Собрание на Обуховском военном заводе. Запечатлённая Ридом устремлённость толпы “высоко вверх”, равно как строгая двухцветная гамма: чёрный-красный, разумеется, не случайны.
Крупская и Ленин (он написал краткое предисловие к изданию 1920 года), изумлялись тому, как верно американский наблюдатель понял природу русской революции. Они имели в виду, прежде всего, чёткий классовый анализ. На самом деле куда важнее другое: Рид сумел почувствовать и запечатлеть духовную суть, т р а г и ч е с к у ю а с к е з у русской революции, эсхатологический отсвет, придающий восстанию масс подобие религиозного действа.

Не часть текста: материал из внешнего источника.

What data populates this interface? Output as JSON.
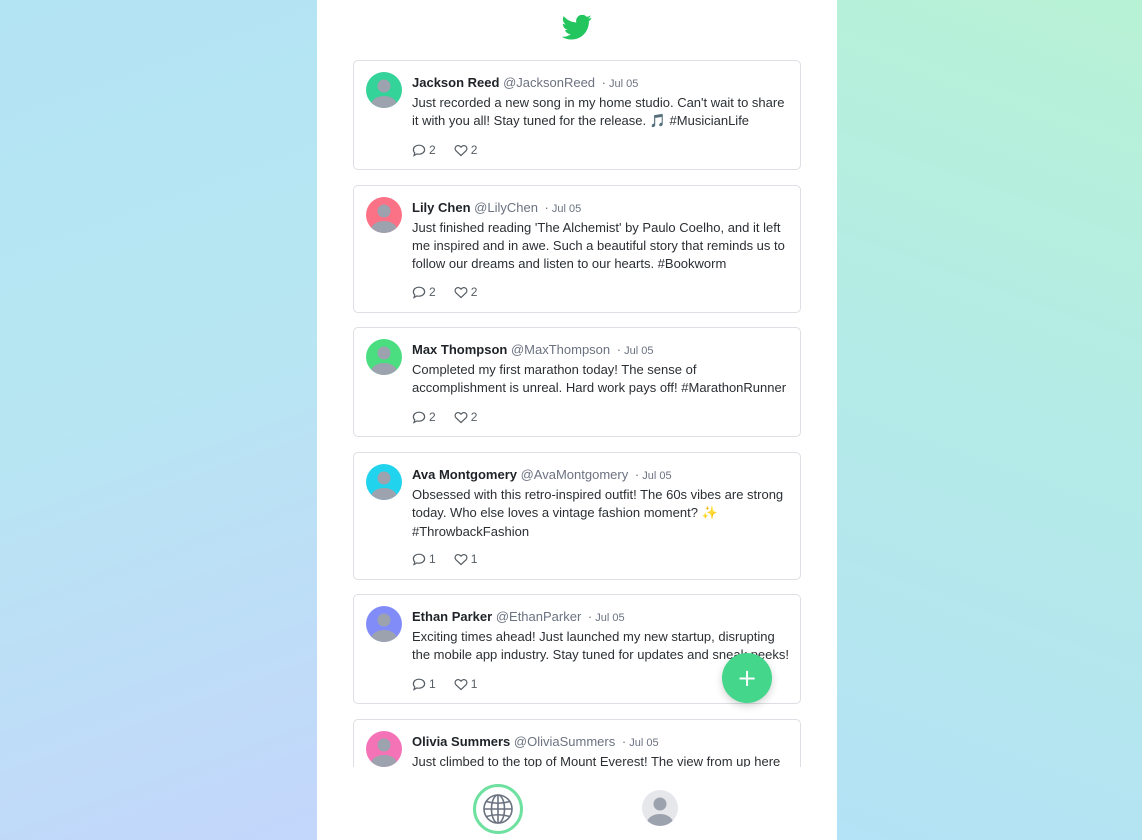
{
  "app": {
    "logo_icon": "twitter-bird-icon",
    "brand_color": "#22c55e"
  },
  "tweets": [
    {
      "name": "Jackson Reed",
      "handle": "@JacksonReed",
      "separator": "·",
      "date": "Jul 05",
      "text_before": "Just recorded a new song in my home studio. Can't wait to share it with you all! Stay tuned for the release. ",
      "emoji": "🎵",
      "text_after": " #MusicianLife",
      "comments": "2",
      "likes": "2",
      "avatar_color": "#34d399"
    },
    {
      "name": "Lily Chen",
      "handle": "@LilyChen",
      "separator": "·",
      "date": "Jul 05",
      "text_before": "Just finished reading 'The Alchemist' by Paulo Coelho, and it left me inspired and in awe. Such a beautiful story that reminds us to follow our dreams and listen to our hearts. #Bookworm",
      "emoji": "",
      "text_after": "",
      "comments": "2",
      "likes": "2",
      "avatar_color": "#fb7185"
    },
    {
      "name": "Max Thompson",
      "handle": "@MaxThompson",
      "separator": "·",
      "date": "Jul 05",
      "text_before": "Completed my first marathon today! The sense of accomplishment is unreal. Hard work pays off! #MarathonRunner",
      "emoji": "",
      "text_after": "",
      "comments": "2",
      "likes": "2",
      "avatar_color": "#4ade80"
    },
    {
      "name": "Ava Montgomery",
      "handle": "@AvaMontgomery",
      "separator": "·",
      "date": "Jul 05",
      "text_before": "Obsessed with this retro-inspired outfit! The 60s vibes are strong today. Who else loves a vintage fashion moment? ",
      "emoji": "✨",
      "text_after": " #ThrowbackFashion",
      "comments": "1",
      "likes": "1",
      "avatar_color": "#22d3ee"
    },
    {
      "name": "Ethan Parker",
      "handle": "@EthanParker",
      "separator": "·",
      "date": "Jul 05",
      "text_before": "Exciting times ahead! Just launched my new startup, disrupting the mobile app industry. Stay tuned for updates and sneak peeks!",
      "emoji": "",
      "text_after": "",
      "comments": "1",
      "likes": "1",
      "avatar_color": "#818cf8"
    },
    {
      "name": "Olivia Summers",
      "handle": "@OliviaSummers",
      "separator": "·",
      "date": "Jul 05",
      "text_before": "Just climbed to the top of Mount Everest! The view from up here is",
      "emoji": "",
      "text_after": "",
      "comments": "",
      "likes": "",
      "avatar_color": "#f472b6"
    }
  ],
  "fab": {
    "label": "+",
    "icon": "plus-icon",
    "color": "#44d68a"
  },
  "bottom_nav": {
    "home_icon": "globe-icon",
    "profile_icon": "user-avatar-icon",
    "active_ring_color": "#6ee0a0"
  }
}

Чёрный и красный — доминирующие цвета. Тёмные ноябрьские сумерки, чёрные провалы петроградских улиц, чёрные бушлаты и пальто — и красные костры, ярко освещённые окна, яркие выстрелы в ночи.
Книга оформлена в те же два цвета.
Поразительно: хроника победившей революции, но её эмоциональной да и смысловой вершиной становится грандиозная сцена похорон жертв ноябрьских боёв в Москве. Она столь художественно выразительна и понятийно наполнена, что я позволю себе привести обширные выписки. Охотно бы прибег к шрифтовому выделению, но такой массив полужирного текста трудно было бы читать.
Тема смерти, как в музыкальном произведении, рождается исподволь — на подступах к ночному Кремлю. “Поздней ночью, — пишет Рид, — мы прошли по опустевшим улицам и через Иверские ворота вышли на огромную Красную площадь, к Кремлю. В темноте были смутно видны фантастические очерки ярко расписанных, витых и резных куполов Василия Блаженного, не было заметно никаких признаков каких-либо повреждений (после обстрела Кремля большевиками. — А. К.). На одной стороне площади вздымались ввысь тёмные башни и стены Кремля. На высокой стене вспыхивали красные отблески невидимых огней. Через всю огромную площадь до нас долетали голоса и стук ломов и лопат. Мы перешли площадь.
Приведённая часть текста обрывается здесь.